Northcote’s Chief Executive Officer Randall Connally said, “2013 saw us significantly expand our acreage, proven reserves, well count, production and future development opportunities in both Osage County and beyond at a relatively low cost. Having achieved our stated ambition of increasing the operating footprint to over 6,000 acres, in 2014 Northcote will focus on the considerable development potential on our leases and in the process crystallise the value of our expanded asset base through higher production and internal cash flow levels. Over the coming 12 months we will implement a number of initiatives in Osage County including drilling, workovers of existing wells, and frack programmes, as we look to hit our July 2014 250 BEOPD production target, and build on our proven reserves which currently stand at 2.49 million BOE.”

Osage County Properties:

Northcote holds approximately 4,620 net acres in Osage County, which is comprised of four core properties, these are:

-Horizon Project (50.15% WI and 39.8% NRI);
-Mathis Project (70% WI and 54.6% NRI)
-OKE Project (100% WI and 41.25% NRI); and
-Zink Ranch Project (formerly North Cleveland) (78% WI and 54% NRI)

This provides the Company with interests in 36 producing wells across the county which together account for 90% of the Company’s total production.

During 2014 the Company’s first target is to achieve 250 net BOEPD of production by 31 July 2014 and Northcote’s planned work programme is focussed on achieving that target. The planned programme includes the completion of numerous production-enhancing workovers, the continuation of the fracking campaign and also the completion of new well drilling, where the wells will be targeting either the Mississippian or other shallower zones.

Northcote has a number of ongoing initiatives which include the fracture stimulation of the Moursand A-2, the fourth well in its 2013 programme. This was originally intended to have been initiated in December 2013 but was unfortunately delayed because of the severe winter ice storms that impacted much of the mid-west and east coast regions of the United States. This fracture stimulation is being rescheduled for early February 2014.

Furthermore the Company also elected to participate in the deepening of the Burkhart#1 well on the Horizon Project to target the Mississippi Lime formation. Having originally been drilled to and produced from the Mississippi Chat formation, the well successfully reached its target depth of 4,226 feet and is to be completed in Q1 2014.

The major focus of Northcote’s 2014 work programme will be at the newly acquired Zink Ranch project where at least two new wells will be drilled in 2014 in addition to 14 workovers of existing well bores. Additionally, the Company intends to complete the previously announced Mathis well and possibly drill one additional well on the Mathis lease in 2014. Finally, the Company is assessing the potential to drill one new well on the OKE properties following completion of an infrastructure upgrade currently underway on these properties.
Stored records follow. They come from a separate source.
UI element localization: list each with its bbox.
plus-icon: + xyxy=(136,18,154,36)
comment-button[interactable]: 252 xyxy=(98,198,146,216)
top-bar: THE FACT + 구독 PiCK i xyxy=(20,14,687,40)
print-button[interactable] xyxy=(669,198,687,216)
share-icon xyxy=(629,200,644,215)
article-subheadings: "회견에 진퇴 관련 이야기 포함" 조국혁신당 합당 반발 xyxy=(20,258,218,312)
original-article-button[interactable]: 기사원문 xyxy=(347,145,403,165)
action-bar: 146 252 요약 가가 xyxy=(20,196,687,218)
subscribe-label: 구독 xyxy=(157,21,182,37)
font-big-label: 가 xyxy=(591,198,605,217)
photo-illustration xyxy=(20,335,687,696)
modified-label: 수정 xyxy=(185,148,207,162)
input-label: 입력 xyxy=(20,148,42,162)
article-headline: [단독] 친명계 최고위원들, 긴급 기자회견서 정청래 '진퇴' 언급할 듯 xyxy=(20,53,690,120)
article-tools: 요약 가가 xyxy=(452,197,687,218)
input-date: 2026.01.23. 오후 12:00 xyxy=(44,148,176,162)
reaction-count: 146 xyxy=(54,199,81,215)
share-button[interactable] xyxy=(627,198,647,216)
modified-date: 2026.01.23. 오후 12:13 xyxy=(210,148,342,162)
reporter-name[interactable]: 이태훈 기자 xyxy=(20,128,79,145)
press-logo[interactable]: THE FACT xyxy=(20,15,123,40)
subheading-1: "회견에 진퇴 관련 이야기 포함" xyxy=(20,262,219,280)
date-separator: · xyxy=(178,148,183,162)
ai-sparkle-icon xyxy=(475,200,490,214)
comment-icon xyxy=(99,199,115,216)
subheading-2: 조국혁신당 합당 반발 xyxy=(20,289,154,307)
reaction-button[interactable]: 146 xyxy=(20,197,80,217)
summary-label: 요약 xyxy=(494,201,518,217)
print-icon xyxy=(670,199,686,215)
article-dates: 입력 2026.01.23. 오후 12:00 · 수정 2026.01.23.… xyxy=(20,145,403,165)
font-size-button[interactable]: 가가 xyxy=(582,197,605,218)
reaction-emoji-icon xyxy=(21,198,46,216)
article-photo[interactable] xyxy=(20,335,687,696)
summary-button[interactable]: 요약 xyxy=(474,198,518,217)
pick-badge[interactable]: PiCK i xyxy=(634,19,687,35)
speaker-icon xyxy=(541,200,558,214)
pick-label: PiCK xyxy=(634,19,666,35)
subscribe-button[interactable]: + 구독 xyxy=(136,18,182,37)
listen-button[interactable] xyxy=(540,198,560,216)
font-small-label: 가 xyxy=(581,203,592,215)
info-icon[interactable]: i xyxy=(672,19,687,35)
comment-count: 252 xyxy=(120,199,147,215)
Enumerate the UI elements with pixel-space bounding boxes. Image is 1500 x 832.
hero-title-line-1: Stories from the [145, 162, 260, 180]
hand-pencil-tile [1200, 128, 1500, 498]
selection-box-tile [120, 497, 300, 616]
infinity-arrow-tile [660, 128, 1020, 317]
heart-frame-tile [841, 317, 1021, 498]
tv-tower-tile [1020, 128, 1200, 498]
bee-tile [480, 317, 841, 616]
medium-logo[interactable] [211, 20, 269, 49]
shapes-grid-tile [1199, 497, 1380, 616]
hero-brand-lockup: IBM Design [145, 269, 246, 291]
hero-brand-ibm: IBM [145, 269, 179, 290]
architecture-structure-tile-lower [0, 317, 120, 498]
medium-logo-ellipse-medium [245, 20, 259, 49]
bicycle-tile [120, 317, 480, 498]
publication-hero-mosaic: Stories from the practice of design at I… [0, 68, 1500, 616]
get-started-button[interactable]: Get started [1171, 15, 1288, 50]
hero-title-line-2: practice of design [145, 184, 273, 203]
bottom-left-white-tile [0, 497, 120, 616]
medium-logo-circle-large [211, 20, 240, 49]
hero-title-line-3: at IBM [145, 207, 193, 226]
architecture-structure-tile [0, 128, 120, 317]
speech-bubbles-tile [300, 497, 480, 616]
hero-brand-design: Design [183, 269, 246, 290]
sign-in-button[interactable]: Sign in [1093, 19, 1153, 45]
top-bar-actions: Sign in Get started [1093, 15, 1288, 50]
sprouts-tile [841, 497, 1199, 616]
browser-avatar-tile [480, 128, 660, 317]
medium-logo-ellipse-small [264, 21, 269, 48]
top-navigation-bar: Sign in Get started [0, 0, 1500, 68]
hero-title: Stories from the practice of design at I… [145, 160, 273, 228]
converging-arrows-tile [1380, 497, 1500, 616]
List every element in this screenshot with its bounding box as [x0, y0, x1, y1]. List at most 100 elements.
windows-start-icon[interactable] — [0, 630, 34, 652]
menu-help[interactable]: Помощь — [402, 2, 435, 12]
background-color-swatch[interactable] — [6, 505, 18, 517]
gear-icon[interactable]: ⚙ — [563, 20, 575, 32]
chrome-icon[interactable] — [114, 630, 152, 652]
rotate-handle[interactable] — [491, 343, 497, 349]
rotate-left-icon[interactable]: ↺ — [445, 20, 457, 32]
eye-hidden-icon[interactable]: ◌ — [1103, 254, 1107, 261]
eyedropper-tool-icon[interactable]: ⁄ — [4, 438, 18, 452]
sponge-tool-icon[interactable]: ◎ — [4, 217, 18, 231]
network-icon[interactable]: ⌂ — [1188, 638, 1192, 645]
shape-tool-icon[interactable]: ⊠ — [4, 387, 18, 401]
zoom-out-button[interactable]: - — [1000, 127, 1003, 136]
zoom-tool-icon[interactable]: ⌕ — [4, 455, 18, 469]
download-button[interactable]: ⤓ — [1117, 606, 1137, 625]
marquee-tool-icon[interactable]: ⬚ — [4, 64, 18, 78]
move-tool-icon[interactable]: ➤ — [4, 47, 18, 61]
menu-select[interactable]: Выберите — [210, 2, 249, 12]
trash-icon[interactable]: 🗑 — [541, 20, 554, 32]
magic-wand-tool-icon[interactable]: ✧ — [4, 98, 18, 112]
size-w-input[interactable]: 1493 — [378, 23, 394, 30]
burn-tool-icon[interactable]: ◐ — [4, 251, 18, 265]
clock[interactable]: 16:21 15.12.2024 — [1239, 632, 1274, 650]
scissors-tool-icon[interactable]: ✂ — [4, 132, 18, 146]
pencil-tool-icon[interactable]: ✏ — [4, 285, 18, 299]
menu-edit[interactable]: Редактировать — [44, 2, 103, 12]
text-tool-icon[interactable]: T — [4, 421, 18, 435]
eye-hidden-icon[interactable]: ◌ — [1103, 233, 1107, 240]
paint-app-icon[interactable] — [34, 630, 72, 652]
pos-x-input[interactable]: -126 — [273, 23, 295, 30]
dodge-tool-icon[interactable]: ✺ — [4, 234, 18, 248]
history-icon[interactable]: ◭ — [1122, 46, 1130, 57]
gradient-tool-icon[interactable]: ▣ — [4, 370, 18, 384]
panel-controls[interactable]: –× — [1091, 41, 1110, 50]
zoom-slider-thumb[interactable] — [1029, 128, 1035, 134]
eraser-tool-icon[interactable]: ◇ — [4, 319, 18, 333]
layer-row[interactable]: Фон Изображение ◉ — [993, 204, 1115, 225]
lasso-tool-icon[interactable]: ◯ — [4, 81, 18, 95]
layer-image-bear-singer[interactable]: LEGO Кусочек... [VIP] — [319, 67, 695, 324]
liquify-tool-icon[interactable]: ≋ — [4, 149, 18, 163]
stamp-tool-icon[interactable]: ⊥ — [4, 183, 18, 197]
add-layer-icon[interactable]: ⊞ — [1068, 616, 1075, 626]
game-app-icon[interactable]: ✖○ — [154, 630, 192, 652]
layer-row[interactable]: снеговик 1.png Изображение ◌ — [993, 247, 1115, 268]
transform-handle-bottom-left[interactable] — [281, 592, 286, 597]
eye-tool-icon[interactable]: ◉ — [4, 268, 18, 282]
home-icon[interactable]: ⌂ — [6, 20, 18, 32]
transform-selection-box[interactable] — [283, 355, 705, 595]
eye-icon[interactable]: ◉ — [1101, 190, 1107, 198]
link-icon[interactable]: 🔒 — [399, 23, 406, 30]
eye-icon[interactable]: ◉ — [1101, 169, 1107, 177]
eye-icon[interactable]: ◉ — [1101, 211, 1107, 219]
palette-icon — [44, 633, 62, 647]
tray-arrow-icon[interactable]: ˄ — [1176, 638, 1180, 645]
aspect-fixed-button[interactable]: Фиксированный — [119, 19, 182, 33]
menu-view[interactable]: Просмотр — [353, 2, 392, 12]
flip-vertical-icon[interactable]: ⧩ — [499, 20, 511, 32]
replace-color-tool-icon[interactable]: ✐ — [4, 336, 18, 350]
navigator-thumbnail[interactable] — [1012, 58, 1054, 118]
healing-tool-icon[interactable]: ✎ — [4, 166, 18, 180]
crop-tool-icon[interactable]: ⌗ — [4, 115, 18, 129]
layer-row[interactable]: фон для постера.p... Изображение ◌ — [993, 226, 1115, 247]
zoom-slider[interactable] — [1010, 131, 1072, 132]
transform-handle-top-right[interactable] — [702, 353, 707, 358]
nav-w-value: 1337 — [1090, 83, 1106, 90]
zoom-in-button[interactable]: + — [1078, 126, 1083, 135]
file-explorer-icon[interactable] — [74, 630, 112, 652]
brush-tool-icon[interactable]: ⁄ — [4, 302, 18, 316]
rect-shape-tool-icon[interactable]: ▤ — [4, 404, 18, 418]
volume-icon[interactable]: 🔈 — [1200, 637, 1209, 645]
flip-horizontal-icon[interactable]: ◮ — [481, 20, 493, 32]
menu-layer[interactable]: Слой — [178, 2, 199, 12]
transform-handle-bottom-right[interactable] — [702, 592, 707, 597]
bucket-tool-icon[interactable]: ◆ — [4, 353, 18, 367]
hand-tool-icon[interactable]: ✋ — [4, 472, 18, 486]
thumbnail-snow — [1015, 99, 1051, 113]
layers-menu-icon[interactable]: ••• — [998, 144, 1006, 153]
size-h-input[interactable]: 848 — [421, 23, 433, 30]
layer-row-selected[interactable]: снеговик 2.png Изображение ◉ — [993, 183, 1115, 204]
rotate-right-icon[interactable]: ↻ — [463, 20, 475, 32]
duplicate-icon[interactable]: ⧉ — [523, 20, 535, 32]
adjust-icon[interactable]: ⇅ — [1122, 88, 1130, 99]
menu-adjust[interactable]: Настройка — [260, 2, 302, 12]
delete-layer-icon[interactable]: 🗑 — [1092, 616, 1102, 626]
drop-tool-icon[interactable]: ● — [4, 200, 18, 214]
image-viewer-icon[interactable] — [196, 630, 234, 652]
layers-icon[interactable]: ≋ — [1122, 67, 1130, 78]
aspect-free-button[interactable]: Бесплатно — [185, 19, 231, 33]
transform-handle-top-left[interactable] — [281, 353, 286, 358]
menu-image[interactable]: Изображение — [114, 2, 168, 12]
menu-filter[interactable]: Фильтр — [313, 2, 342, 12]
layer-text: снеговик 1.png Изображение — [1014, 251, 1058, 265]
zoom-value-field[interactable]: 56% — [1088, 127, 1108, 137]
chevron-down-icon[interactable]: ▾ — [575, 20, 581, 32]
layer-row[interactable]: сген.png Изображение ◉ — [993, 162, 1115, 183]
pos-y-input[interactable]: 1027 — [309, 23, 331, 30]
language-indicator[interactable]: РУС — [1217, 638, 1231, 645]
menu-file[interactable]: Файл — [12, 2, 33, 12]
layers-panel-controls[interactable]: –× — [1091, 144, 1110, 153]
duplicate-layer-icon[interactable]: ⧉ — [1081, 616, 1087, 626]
The farm-out of up to 70% of the Company’s working interest in the Mathis well has been increased slightly, with the Company now seeking to farm-out up to 80% of its working interest in the well. This process is well-advanced with the majority of the targeted working interest having been allocated to farm-out partners. The Company expects that the farm- out will be completed and the well will spud in Q1 2014.

After completion of the Moursand A-2 frack, six horizontal wells located within the Osage County Properties remain unfracked and with this in mind, Northcote intends to continue the frack programme during 2014, which it expects to deliver cost-effective incremental production.

As mentioned above, Northcote is also currently undertaking improvements to infrastructure at the OKE Project focussed on improving the long term development potential of the asset. This work is progressing well and following its completion, expected by mid-February 2014, the site will have a significantly enhanced production capacity. The infrastructure upgrade includes installation of additional electric lines, additional pipeline capacity to manage increased volumes of both natural gas and salt water for disposal and workover of the salt water disposal wells used to dispose of produced water volumes from producing oil and gas wells. As a result of this upgrade work, production at the OKE project was disrupted during Q4 2013.

The Company has continued to produce at approximately 100 BOEPD despite the OKE project upgrade work. Approximately half of the wells will be restored to full time production at the end of January 2014 with the remainder back in full time producing status in February 2014. The Company plans to refinance the BlueRock facility during the course of 2014, the completion of which will improve Northcote’s net production from the OKE project. Northcote expects to realise a higher overall production level for the Company as a whole when the OKE properties are restored to full time production and once the effect of the 2014 work programme continues to increase our production.

The company’s operations outside of Osage County include working interests in three properties namely; the East Blackwell Skinner Sands Unit (‘East Blackwell’) in Kay County (80% WI); the Woods County Project (0.125% WI); and the South Weslaco Project in Texas (25% WI).

The South Weslaco project in Texas generates material revenues net to the Company. The asset is performing in line with expectations and with this in mind, there is no work planned at this site in 2014.

The Directors believe East Blackwell in particular has the potential to provide significant value through the implementation of relatively low cost initiatives. Minimal expenditure to improve the efficiency of the existing wells on the site has already doubled production to 6 BOPD since the project was acquired which contributes positively to the Company’s overall cash flow. Combined with the proceeds from the farm-out completed in tandem with the acquisition, it is expected Northcote will earn back the original cash investment before the end of 2014.